Alpes-Maritimes : des élus retournent à la maternelle pour contester une fermeture de classe

À Breil-sur-Roya, petite commune des Alpes-Maritimes, le maire Sébastien Olharan et son conseil municipal ont décidé de manifester leur mécontentement contre la fermeture d’une classe de maternelle prévue à la rentrée. Ces élus sont retournés à l’école maternelle du village, s’inscrivant symboliquement en grande section pour protester contre cette décision qui survient alors que les effectifs sont en augmentation.

Une fermeture contestée malgré des effectifs croissants

À l’origine de cette fermeture, l’inspection académique souhaite transformer le poste d’enseignant traditionnel en un poste dédié aux élèves ne maîtrisant pas le français. Cette réforme, présentée comme une adaptation à la diversité linguistique croissante, est perçue comme une remise en cause de la qualité de l’enseignement général et une atteinte à la promesse faite à la commune. En effet, lors de la fusion des écoles locales, il avait été garanti qu’aucune classe ne serait supprimée, une assurance qui selon les élus et les parents d’élèves, n’a pas été tenue.

Les élus dénoncent une promesse non respectée

Le maire Sébastien Olharan s’est exprimé sur cette situation :

« Nous sommes revenus à l’école pour montrer que supprimer une classe est absurde dans un contexte d’accroissement des effectifs. On nous avait clairement promis qu’aucune fermeture n’aurait lieu. »

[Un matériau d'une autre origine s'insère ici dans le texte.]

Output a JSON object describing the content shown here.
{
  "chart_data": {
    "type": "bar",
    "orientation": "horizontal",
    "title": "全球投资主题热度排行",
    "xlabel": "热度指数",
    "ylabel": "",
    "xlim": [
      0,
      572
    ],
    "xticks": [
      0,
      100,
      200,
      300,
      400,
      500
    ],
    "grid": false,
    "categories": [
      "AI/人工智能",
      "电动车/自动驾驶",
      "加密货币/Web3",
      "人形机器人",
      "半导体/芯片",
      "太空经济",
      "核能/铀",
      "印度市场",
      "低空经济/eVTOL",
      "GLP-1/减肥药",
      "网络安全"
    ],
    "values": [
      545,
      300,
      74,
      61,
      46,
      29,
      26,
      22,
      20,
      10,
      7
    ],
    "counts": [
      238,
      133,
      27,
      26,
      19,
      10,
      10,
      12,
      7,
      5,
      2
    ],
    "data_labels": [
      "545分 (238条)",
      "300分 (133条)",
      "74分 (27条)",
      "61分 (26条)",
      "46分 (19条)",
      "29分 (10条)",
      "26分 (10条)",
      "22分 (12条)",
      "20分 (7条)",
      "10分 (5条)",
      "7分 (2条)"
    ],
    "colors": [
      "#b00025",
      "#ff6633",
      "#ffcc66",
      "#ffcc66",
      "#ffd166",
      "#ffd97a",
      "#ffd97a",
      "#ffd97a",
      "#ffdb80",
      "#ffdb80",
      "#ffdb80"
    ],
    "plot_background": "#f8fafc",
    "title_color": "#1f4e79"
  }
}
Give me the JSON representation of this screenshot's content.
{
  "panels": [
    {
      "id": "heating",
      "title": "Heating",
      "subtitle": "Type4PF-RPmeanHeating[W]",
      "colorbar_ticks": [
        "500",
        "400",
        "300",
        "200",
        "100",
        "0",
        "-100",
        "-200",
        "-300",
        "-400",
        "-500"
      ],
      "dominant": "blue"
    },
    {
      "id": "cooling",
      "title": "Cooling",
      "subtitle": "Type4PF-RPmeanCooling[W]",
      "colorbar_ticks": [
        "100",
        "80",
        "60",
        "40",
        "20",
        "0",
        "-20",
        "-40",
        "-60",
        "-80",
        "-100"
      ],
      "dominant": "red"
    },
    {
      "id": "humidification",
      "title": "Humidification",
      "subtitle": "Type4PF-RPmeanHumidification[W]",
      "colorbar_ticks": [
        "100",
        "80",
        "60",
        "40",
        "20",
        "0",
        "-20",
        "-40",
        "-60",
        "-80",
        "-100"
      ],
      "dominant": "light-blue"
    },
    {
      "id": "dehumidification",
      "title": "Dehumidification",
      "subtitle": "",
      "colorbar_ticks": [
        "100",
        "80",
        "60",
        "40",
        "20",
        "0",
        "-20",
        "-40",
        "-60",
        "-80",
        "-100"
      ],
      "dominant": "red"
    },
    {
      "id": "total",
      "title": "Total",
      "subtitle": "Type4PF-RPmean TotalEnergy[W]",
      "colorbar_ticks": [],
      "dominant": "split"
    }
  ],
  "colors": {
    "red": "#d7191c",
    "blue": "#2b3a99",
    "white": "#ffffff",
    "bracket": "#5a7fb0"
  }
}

Cette tension s’accompagne d’un sentiment de frustration, voire de trahison, partagé aussi par les parents d’élèves. Mathilde Boukhadra, une mère engagée, témoigne :

« On nous affirmait qu’il n’y aurait pas de suppression de classe après la fusion. Pourtant, l’inspecteur d’académie assure le contraire. Nous nous sentons vraiment pris pour des idiots. »

Un investissement important désormais remis en question

La commune de Breil-sur-Roya avait récemment investi près d’un million d’euros dans la construction d’une nouvelle salle de classe afin d’accompagner l’augmentation attendue du nombre d’élèves à la rentrée. Cette décision administrative risque de remettre en question cet investissement, en instaurant une absence de place suffisante pour la population scolaire grandissante. Environ vingt enfants concernés par la fermeture de la classe devront néanmoins s’inscrire dans les locaux adaptés, ce qui ajoute une complexité supplémentaire.

Les enjeux autour des élèves allophones

L’inspection académique argue de la nécessité de créer un poste spécialisé pour accompagner les élèves ne parlant pas français, un phénomène particulièrement présent dans la région. Cette orientation vise à favoriser l’intégration scolaire de ces enfants en difficulté linguistique. Néanmoins, le choix de sacrifier une classe entière à ce bénéfice soulève un débat sur la meilleure façon de répartir les ressources pédagogiques, d’autant plus dans une zone rurale où l’école constitue un pilier essentiel pour la communauté.

Une mobilisation locale révélatrice des tensions scolaires

Cette action symbolique menée par les élus illustre les tensions croissantes entre les collectivités locales et l’administration éducative concernant la gestion des écoles rurales et leurs moyens. Le maire de Breil-sur-Roya et son équipe refusent que leur village paie le prix d’une réforme qui pourrait menacer la continuité et la qualité de l’enseignement, en particulier dans une commune où la population scolaire est en hausse.

« C’est un exemple parmi d’autres où la proximité des élus avec la population scolaire leur permet de défendre au mieux leurs intérêts dans un contexte souvent rigide et centralisé », souligne un expert en politique éducative.

La situation reste à ce jour non résolue, avec des discussions entre la mairie et les représentants de l’éducation nationale continuant dans un climat de méfiance. La communauté attend désormais des solutions conciliant les besoins des élèves allophones et le maintien d’une offre scolaire adéquate pour tous.